By Gina Lee
Investing.com – The dollar was down on Tuesday morning in Asia, staying near two-and-a-half-year lows as progress on the latest U.S. stimulus measures increased risk appetite.
The U.S. Dollar Index that tracks the greenback against a basket of other currencies was down 0.24% to 90.058 by 11:28 PM ET (4:28 AM GMT). The dollar hovered near the 89.723 level reached on Dec. 17, a level last seen in April 2018.
The House of Representatives voted to increase the amount of stimulus checks to qualified Americans from $600 to $2,000 on Monday, with the Senate preparing to vote on the increased amount.
The post-Brexit trade deal reached between the European Union (EU) and the U.K. during the previous week also increased investors’ risk appetite. Although the agreement was lacking in detail, the improved outlook for global growth and economic recovery from COVID-19 saw gains in global shares.
Some investors expected the dollar’s decline to continue.

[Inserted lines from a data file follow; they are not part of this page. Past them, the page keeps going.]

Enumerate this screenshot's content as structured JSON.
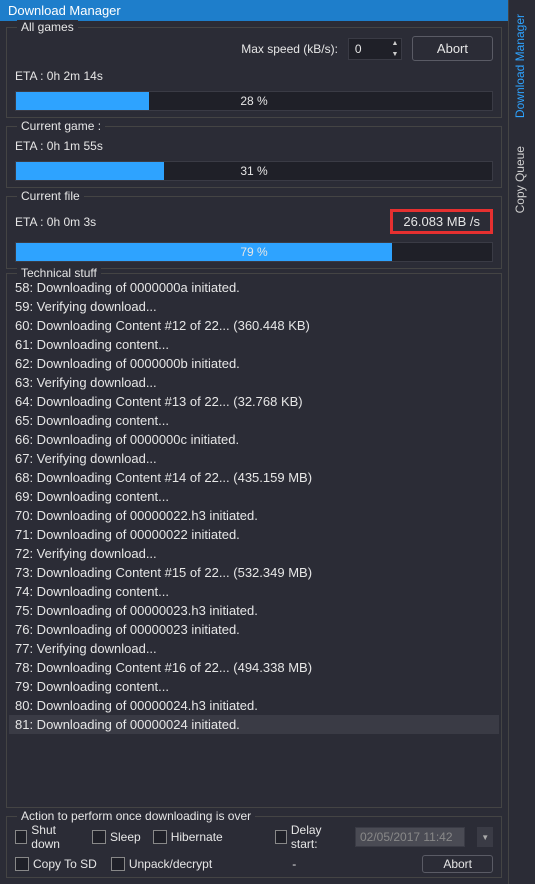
{
  "window": {
    "title": "Download Manager"
  },
  "side_tabs": {
    "download_manager": "Download Manager",
    "copy_queue": "Copy Queue"
  },
  "all_games": {
    "legend": "All games",
    "eta_label": "ETA : 0h 2m 14s",
    "max_speed_label": "Max speed (kB/s):",
    "max_speed_value": "0",
    "abort": "Abort",
    "progress_pct": "28 %",
    "progress_width": "28%"
  },
  "current_game": {
    "legend": "Current game :",
    "eta_label": "ETA : 0h 1m 55s",
    "progress_pct": "31 %",
    "progress_width": "31%"
  },
  "current_file": {
    "legend": "Current file",
    "eta_label": "ETA : 0h 0m 3s",
    "speed": "26.083 MB /s",
    "progress_pct": "79 %",
    "progress_width": "79%"
  },
  "technical": {
    "legend": "Technical stuff",
    "log": [
      "58: Downloading of 0000000a initiated.",
      "59: Verifying download...",
      "60: Downloading Content #12 of 22... (360.448 KB)",
      "61: Downloading content...",
      "62: Downloading of 0000000b initiated.",
      "63: Verifying download...",
      "64: Downloading Content #13 of 22... (32.768 KB)",
      "65: Downloading content...",
      "66: Downloading of 0000000c initiated.",
      "67: Verifying download...",
      "68: Downloading Content #14 of 22... (435.159 MB)",
      "69: Downloading content...",
      "70: Downloading of 00000022.h3 initiated.",
      "71: Downloading of 00000022 initiated.",
      "72: Verifying download...",
      "73: Downloading Content #15 of 22... (532.349 MB)",
      "74: Downloading content...",
      "75: Downloading of 00000023.h3 initiated.",
      "76: Downloading of 00000023 initiated.",
      "77: Verifying download...",
      "78: Downloading Content #16 of 22... (494.338 MB)",
      "79: Downloading content...",
      "80: Downloading of 00000024.h3 initiated.",
      "81: Downloading of 00000024 initiated."
    ],
    "selected_index": 23
  },
  "actions": {
    "legend": "Action to perform once downloading is over",
    "shutdown": "Shut down",
    "sleep": "Sleep",
    "hibernate": "Hibernate",
    "delay_start": "Delay start:",
    "delay_value": "02/05/2017 11:42",
    "copy_to_sd": "Copy To SD",
    "unpack": "Unpack/decrypt",
    "dash": "-",
    "abort": "Abort"
  }
}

“Optimism abounds, and it’s generally coming from equity markets. The dollar is very heavy, and that will continue into next year,” State Street (NYSE:STT) Bank and Trust Tokyo Branch manager Bart Wakabayashi told Reuters.

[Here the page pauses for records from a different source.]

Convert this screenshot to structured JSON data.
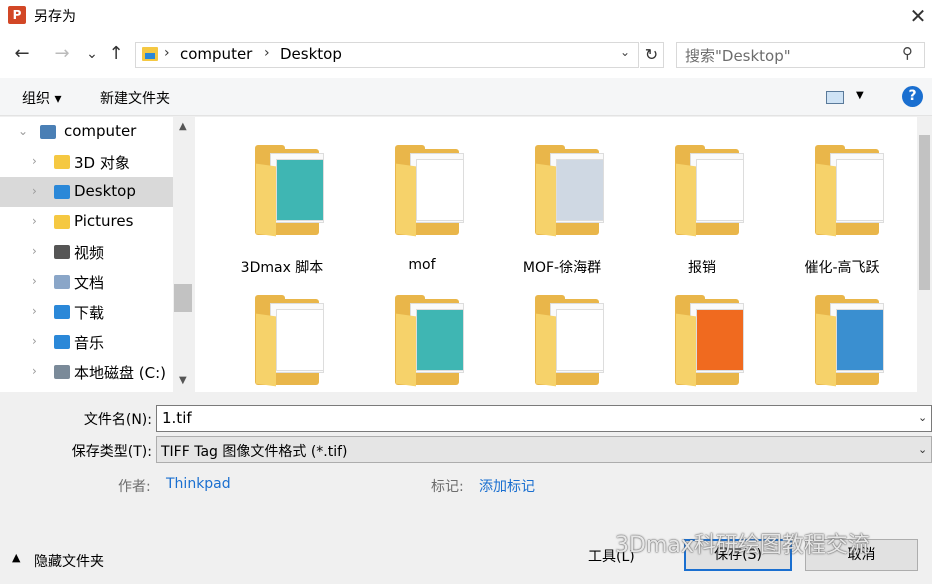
{
  "window": {
    "title": "另存为",
    "app_icon_letter": "P",
    "close": "✕"
  },
  "nav": {
    "back": "←",
    "forward": "→",
    "recent": "⌄",
    "up": "↑",
    "breadcrumb": [
      "computer",
      "Desktop"
    ],
    "refresh": "↻",
    "search_placeholder": "搜索\"Desktop\""
  },
  "toolbar": {
    "organize": "组织 ▾",
    "new_folder": "新建文件夹",
    "help": "?"
  },
  "sidebar": {
    "items": [
      {
        "label": "computer",
        "icon": "computer-icon",
        "expanded": true
      },
      {
        "label": "3D 对象",
        "icon": "3d-objects-icon"
      },
      {
        "label": "Desktop",
        "icon": "desktop-icon",
        "selected": true
      },
      {
        "label": "Pictures",
        "icon": "pictures-icon"
      },
      {
        "label": "视频",
        "icon": "videos-icon"
      },
      {
        "label": "文档",
        "icon": "documents-icon"
      },
      {
        "label": "下载",
        "icon": "downloads-icon"
      },
      {
        "label": "音乐",
        "icon": "music-icon"
      },
      {
        "label": "本地磁盘 (C:)",
        "icon": "local-disk-icon"
      }
    ]
  },
  "files": [
    {
      "label": "3Dmax 脚本",
      "icon": "folder-icon"
    },
    {
      "label": "mof",
      "icon": "folder-icon"
    },
    {
      "label": "MOF-徐海群",
      "icon": "folder-icon"
    },
    {
      "label": "报销",
      "icon": "folder-icon"
    },
    {
      "label": "催化-高飞跃",
      "icon": "folder-icon"
    },
    {
      "label": "",
      "icon": "folder-icon"
    },
    {
      "label": "",
      "icon": "folder-icon"
    },
    {
      "label": "",
      "icon": "folder-icon"
    },
    {
      "label": "",
      "icon": "folder-icon"
    },
    {
      "label": "",
      "icon": "folder-icon"
    }
  ],
  "form": {
    "filename_label": "文件名(N):",
    "filename_value": "1.tif",
    "filetype_label": "保存类型(T):",
    "filetype_value": "TIFF Tag 图像文件格式 (*.tif)",
    "author_label": "作者:",
    "author_value": "Thinkpad",
    "tags_label": "标记:",
    "tags_value": "添加标记"
  },
  "footer": {
    "hide_folders": "隐藏文件夹",
    "tools": "工具(L)",
    "save": "保存(S)",
    "cancel": "取消",
    "watermark": "3Dmax科研绘图教程交流"
  },
  "colors": {
    "accent": "#1a6fd0",
    "folder": "#f8d775",
    "selected": "#d9d9d9"
  }
}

The USD/JPY pair inched down 0.09% to 103.69.
The USD/CNY pair inched down 0.04% to 6.5318.
The GBP/USD pair gained 0.30% to 1.3489. The pound reversed two days of decline, and even saw a high of $1.3625 earlier in the month, a level it has not reached since May 2018.
Investors took profits in the U.K. currency as the Brexit deal, already widely expected, was confirmed just before the Christmas holidays.

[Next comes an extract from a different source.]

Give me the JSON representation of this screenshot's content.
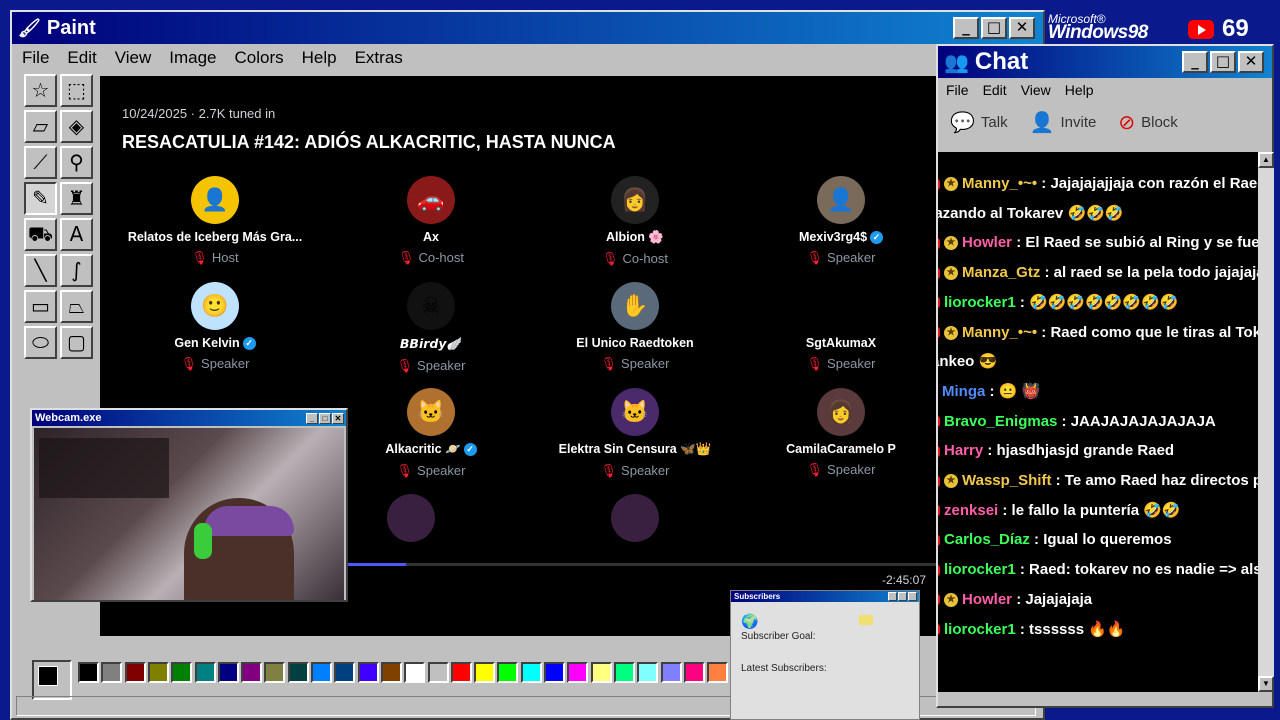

Although investors breathed a sigh of relief as the agreement came before the end-of-year deadline, there were arguments that the deal leaves the U.K. more detached from the EU.
Investors are also still figuring out what the agreement means for the pound.
“People are still trying to figure out what this Brexit agreement means,” weighing on the pound, said State Street’s Wakabayashi.
The fact that the deal does not cover the financial markets is also a nagging concern.
“Nothing has really been agreed on financial markets, and that’s a big negative for the U.K.,” Wakabayashi added.